Сванхильда, непонятно как, оказавшаяся за спиной, омерзительно хихикнула и, указав рукой в сторону дома, произнесла:
– Проходи, сказано же, не кусаюсь.
То, что молодая женщина увидела внутри жилища, оказалось таким же гадким и неприятным: полки с горшочками и чашками, наполненными пахучими порошками и мазями, высохшие пучки листьев, ветки растений, покрытые копотью котлы и жаровни, всё это воняло и вызывало отвращение. Всюду на стенах висели кости птиц и каких-то мелких животных. Засохшая на них не то краска, не то кровь, заставила молодую женщину в очередной раз вздрогнуть.
– Моё жилище не часто посещают гости, особенно, такие как ты, – проверещала старуха. – Хотя недавно тут побывал гость, важный и знатный.
– Ты имеешь в виду отца? – выпалила Ефанда. – Что ты наговорила ему? После этого разговора он словно сошёл с ума.
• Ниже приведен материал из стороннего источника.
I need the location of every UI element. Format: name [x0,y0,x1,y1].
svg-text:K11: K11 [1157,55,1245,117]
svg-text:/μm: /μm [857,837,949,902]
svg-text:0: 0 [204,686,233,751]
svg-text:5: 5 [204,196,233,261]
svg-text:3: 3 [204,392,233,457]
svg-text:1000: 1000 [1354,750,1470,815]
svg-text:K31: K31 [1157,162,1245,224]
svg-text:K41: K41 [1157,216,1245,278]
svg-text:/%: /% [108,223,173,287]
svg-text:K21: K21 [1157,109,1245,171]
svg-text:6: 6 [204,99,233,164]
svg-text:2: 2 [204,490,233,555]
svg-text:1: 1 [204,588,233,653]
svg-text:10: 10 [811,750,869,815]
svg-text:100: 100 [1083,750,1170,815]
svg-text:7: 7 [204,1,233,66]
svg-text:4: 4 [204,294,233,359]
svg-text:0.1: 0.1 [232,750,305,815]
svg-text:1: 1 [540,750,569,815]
Старуха ответила не сразу. Она не спеша прошла вглубь своей неприглядной коморки, резко повела носом, прокашлялась и неспешно опустилась на деревянную колоду, выполнявшую роль табурета.
– Ты посчитала отца безумцем, потому, что он хочет поддержать твоего мужа, в его войне? – наконец-то ответила Сванхильда.
– Рюрика удовлетворило бы и то, что бы отец просто дал ему часть хирда, ну скажем сотню воинов. Но теперь он сам рвётся в бой?